Gregg identifies the young Kim as a key player: “Both sides look for a gradual process of accommodation, which is why I feel that young Kim, educated in Switzerland, is such a potentially important figure.”

However, “no one really knows how the North Koreans think about all this,” Wallerstein says, “given their proclivity for self-isolation and self-reliance.”

He poses a series of questions:

“What are the dynamics within the North Korean government? How ill is Kim? How capable is his youngest son? What will the military hardliners do in a period of transition? There’s so much uncertainty.”

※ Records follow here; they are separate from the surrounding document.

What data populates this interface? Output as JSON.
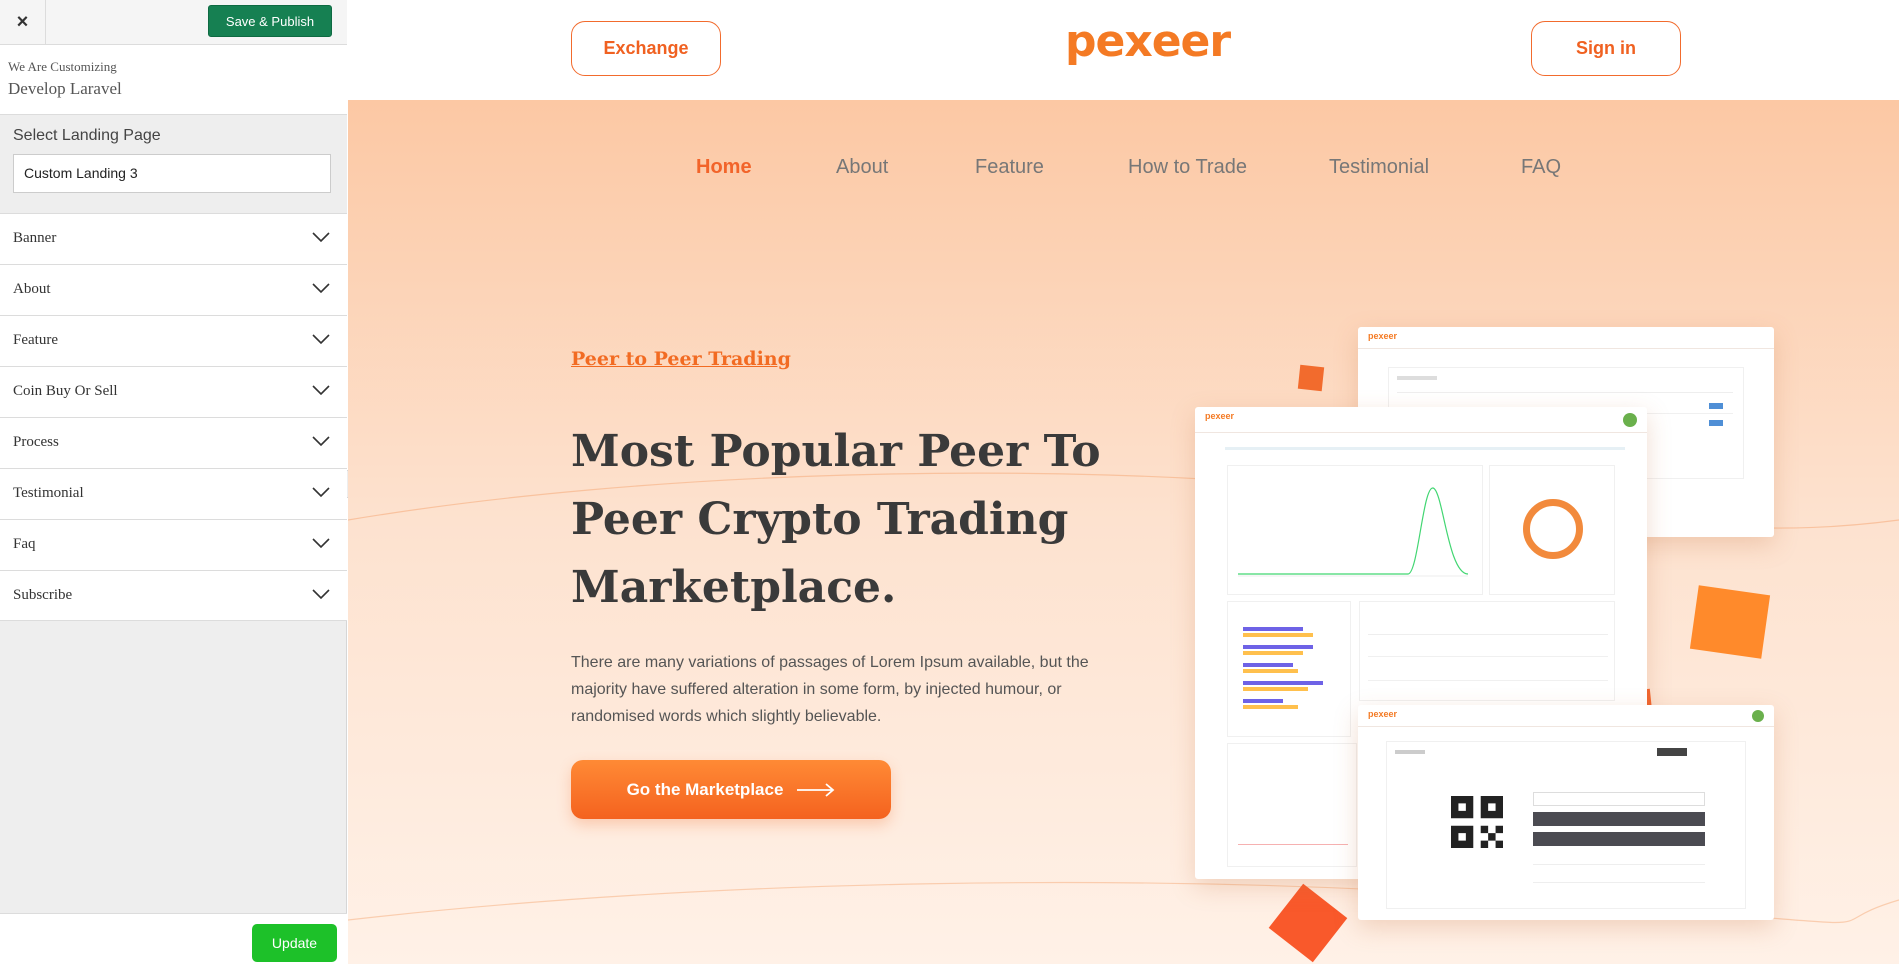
{
  "customizer": {
    "close_icon": "×",
    "save_label": "Save & Publish",
    "customizing_label": "We Are Customizing",
    "site_name": "Develop Laravel",
    "select_label": "Select Landing Page",
    "select_value": "Custom Landing 3",
    "sections": [
      "Banner",
      "About",
      "Feature",
      "Coin Buy Or Sell",
      "Process",
      "Testimonial",
      "Faq",
      "Subscribe"
    ],
    "update_label": "Update"
  },
  "site": {
    "exchange_label": "Exchange",
    "logo_text": "pexeer",
    "signin_label": "Sign in",
    "nav": [
      "Home",
      "About",
      "Feature",
      "How to Trade",
      "Testimonial",
      "FAQ"
    ],
    "active_nav": "Home",
    "hero": {
      "tag": "Peer to Peer Trading",
      "title": "Most Popular Peer To Peer Crypto Trading Marketplace.",
      "description": "There are many variations of passages of Lorem Ipsum available, but the majority have suffered alteration in some form, by injected humour, or randomised words which slightly believable.",
      "cta_label": "Go the Marketplace"
    },
    "mock_logo": "pexeer"
  },
  "colors": {
    "accent": "#f26b2d",
    "save_green": "#168052",
    "update_green": "#1dc129",
    "heading": "#3a3a3a"
  }
}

He concurs with Gregg’s reunification timetable of about 20 to 30 years, anticipating “a gradual evolution toward reunification, beginning with security confidence-building measures.”

One winter’s day Thorson drove the North Korean researchers through the hills southeast of Syracuse. They drove past two towering buildings set back from the road. One man asked about them. It’s senior citizen housing, Thorson explained.

“What does that mean?”

It’s a place where older and retired people can live with their peers and are provided special services, Thorson replied.

“You mean they don’t live with their families?”

The North Korean’s surprise that elderly Americans don’t live with their children offered Thorson insight into the two cultures.

“While there is no doubt that most elderly in the DPRK have a difficult life — what with food and medicine shortages — what fascinated me in the comment was simply the glimpse into the more relationship-based Korean culture and the important ways it differs from our more individualistic one,’’ he says.

“It made me realize how difficult it can be to bridge big differences when we are unaware of the smaller ones, as that unawareness can lead us to systematically misinterpret the actions of others.”

It is hoped this long-term Syracuse-Kim Chaek exchange can help model diplomatic negotiations that may finally bring peace to the Korean peninsula. 

Says Thorson, “Empathetic understanding comes from exposure, and this is one of the values of academic exchanges.”